09/09/2009

Ça reste dans la famille

Seul comme toujours, vous voyez ce que ça donne être deux à « 2 filles le matin »! je déambulais sur le chemin me menant à un enclos pour progéniture de parents occupés. Je devais aller chercher le rejeton de ma sœur monoparentale, seul héritier d’une dette de 75000 piasses. Quand j’ai franchi la porte du CPE, centre pour population enfantine, du nom de « CPE les joyeux pirates », je m’attendais à voir une gang de kids saouls mort autour d’un coffre au trésor, mais je me trompais. C’étais pire.
Tout d’abord, j’ai été accueilli par une fillette qui braillait parce que son ami voulait pas jouer avec elle. Taboère, va trouver la vie va être dure si elle braille déjà pour ça. Puis une femme au sourire qui devait réfléchir dans le noir m’a accosté avec une bonne humeur agressante comme celle d’un DJ de bar de danseuses.
-Bonjour! Qu’est-ce que je peux faire pour vous ?
- Ben j’aurais un mur à refaire, mais j’pas sûr que vous êtes qualifié pour ça. Je viens chercher Célestin.
Ma sœur est hypocondriaque. Elle a donc donné à son fils un nom de médicament.

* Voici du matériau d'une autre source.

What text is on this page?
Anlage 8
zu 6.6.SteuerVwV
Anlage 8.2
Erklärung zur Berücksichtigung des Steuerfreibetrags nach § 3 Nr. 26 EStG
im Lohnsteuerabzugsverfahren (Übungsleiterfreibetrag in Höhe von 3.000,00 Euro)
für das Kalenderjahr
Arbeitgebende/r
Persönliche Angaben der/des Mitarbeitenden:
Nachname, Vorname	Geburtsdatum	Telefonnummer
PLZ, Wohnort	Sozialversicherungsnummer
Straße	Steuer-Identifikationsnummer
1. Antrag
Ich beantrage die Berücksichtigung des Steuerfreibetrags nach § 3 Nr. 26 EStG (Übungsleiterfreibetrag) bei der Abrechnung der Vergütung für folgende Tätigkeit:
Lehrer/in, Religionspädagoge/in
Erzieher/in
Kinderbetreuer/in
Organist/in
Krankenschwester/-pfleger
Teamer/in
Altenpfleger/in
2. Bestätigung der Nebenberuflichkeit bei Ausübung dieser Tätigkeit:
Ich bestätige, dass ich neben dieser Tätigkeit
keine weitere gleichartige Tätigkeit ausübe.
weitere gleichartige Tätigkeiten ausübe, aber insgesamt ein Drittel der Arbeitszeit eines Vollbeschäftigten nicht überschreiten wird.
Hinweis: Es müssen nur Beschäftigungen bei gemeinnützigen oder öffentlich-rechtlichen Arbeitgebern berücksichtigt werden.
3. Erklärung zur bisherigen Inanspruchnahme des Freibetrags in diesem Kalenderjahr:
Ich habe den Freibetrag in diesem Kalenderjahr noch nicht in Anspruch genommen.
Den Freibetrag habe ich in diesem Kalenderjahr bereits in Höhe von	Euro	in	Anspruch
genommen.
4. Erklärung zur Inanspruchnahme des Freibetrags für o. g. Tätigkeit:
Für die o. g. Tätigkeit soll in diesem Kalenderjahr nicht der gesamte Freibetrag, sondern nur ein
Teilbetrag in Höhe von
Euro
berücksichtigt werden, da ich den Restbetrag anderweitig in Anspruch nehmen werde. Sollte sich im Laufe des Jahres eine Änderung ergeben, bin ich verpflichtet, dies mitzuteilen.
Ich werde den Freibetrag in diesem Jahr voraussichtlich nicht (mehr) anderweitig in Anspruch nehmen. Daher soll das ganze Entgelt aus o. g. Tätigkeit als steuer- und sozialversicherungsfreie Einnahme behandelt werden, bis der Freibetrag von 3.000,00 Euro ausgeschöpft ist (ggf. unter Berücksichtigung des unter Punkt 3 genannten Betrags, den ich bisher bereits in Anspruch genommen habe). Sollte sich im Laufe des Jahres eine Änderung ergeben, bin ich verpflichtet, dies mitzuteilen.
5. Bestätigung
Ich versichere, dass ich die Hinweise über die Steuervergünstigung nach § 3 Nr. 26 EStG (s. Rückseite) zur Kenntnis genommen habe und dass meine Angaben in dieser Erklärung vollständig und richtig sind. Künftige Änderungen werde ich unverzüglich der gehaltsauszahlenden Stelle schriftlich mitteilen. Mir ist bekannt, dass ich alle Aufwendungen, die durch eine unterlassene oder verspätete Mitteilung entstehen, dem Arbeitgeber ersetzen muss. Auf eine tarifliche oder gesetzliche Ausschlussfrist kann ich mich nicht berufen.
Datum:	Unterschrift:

- Le p’tit Célestin Caron. C’est un bel enfant que vous avez.
- C’est pas à moi. Je rends service à ma sœur qui est à l’hôpital parce qu’elle croit avoir le syndrome de Stendahl. (définition ici)
- Ah, c’est grave ça ?
- Non, c’est comme une overdose de musée. Il est où Célestin ?
- Il est dans la cour. Venez avec moi.
J’ai traversé un couloir rempli d’avertissement de gastro, d’interdiction d’apporter des noix due aux allergies, de sensibilisation à la propreté pour ne pas propager de virus. C’était très angoissant. Je me serais senti plus en sécurité sur un champ de mines en Irak pendant un bombardement. Le cuisinier portait d’ailleurs un filet sur la tête parce qu’il devait avoir peur que ses cheveux partent en courant.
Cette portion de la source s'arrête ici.